I'm interested in cycloid and make another problem about it.
If a unit circle rolls one lap on the straight line, the point on the circle draws a cycloid trajectory. Then what if a unit circle rolls one lap on the special curve $l$ so that the corresponding trajectory is a straight (horizontal) line?
I don't even know if the curve really exists, but try to find the curve on these settings:
$l: x=f(s), y=g(s)$ where $s \in [0,2\pi]$ means 'rolling distance on $l$'
$C$: unit circle rolling on $l$ with its center point $c(s)$
$p(s)$: the point on $C$ which makes the horizontal line trajectory we want.
$p(s)=(p_1(s),p_2(s))$ can be expressed by defining three vectors:
$p(s)=q(s)+u(s)+v(s)$ …. (2)
where
$q(s)=(f(s), g(s))$ is the tangent point at which $l$ meets $C$,
$u(s)$ is the unit vector from $q(s)$ to $c(s)$, and
$v(s)$ is the unit vector from $c(s)$ to $p(s)$
and make parametric equations below:
$\int_{0}^{s}{\sqrt{f'(u)^2+g'(u)^2}}=s$ …. (1)
$p_2(s)=0$ …. (2)
Eqn(1) is from the curve length formula. If $C$ rolls distance $s$, the curve length behind becomes $s$.
Eqn(2) is from the condition where $p(s)$ is on the horizontal line.

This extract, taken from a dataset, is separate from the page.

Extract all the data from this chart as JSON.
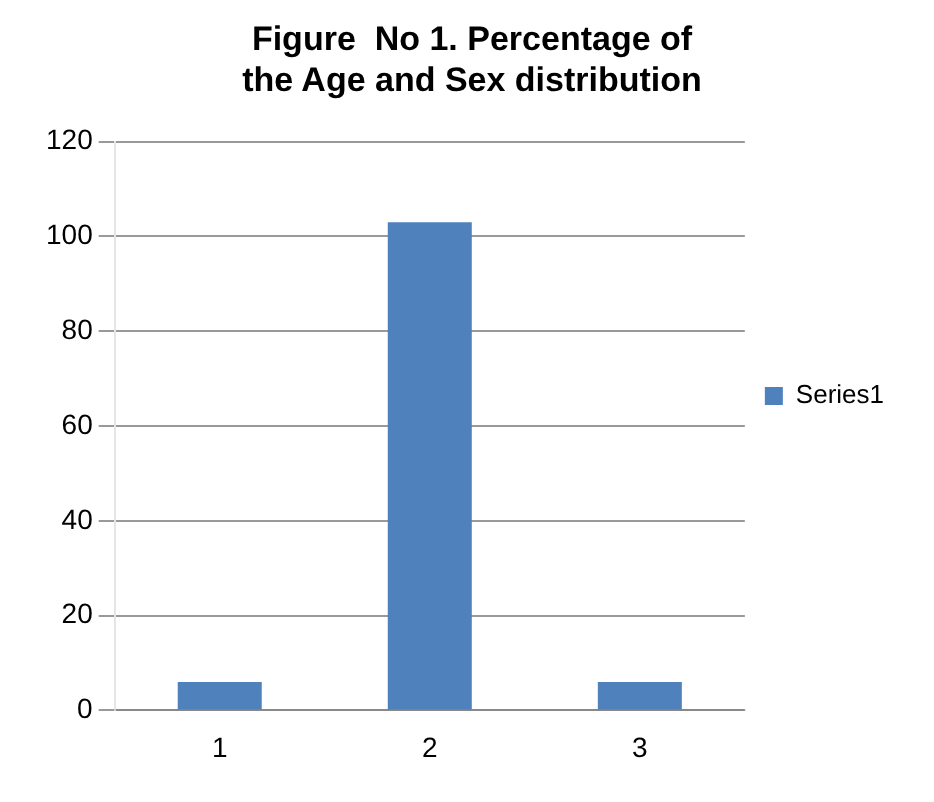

Finding exact form of $u(s)$, $v(s)$ and simplifying them result in the system of 1st order nonlinear ODEs below:
$(f'(s))^2 + (g'(s))^2 = 1$
$-g(s)+\sin(s)g'(s)+(\cos(s)-1)f'(s)=0$
so terrible equations… even WolframAlpha doesn't solve it. I cannot go further.
Are there some well-known keywords about the initial problem?
Best Answer
The "special curve" is a circle with twice the radius. This produces the Tusi couple.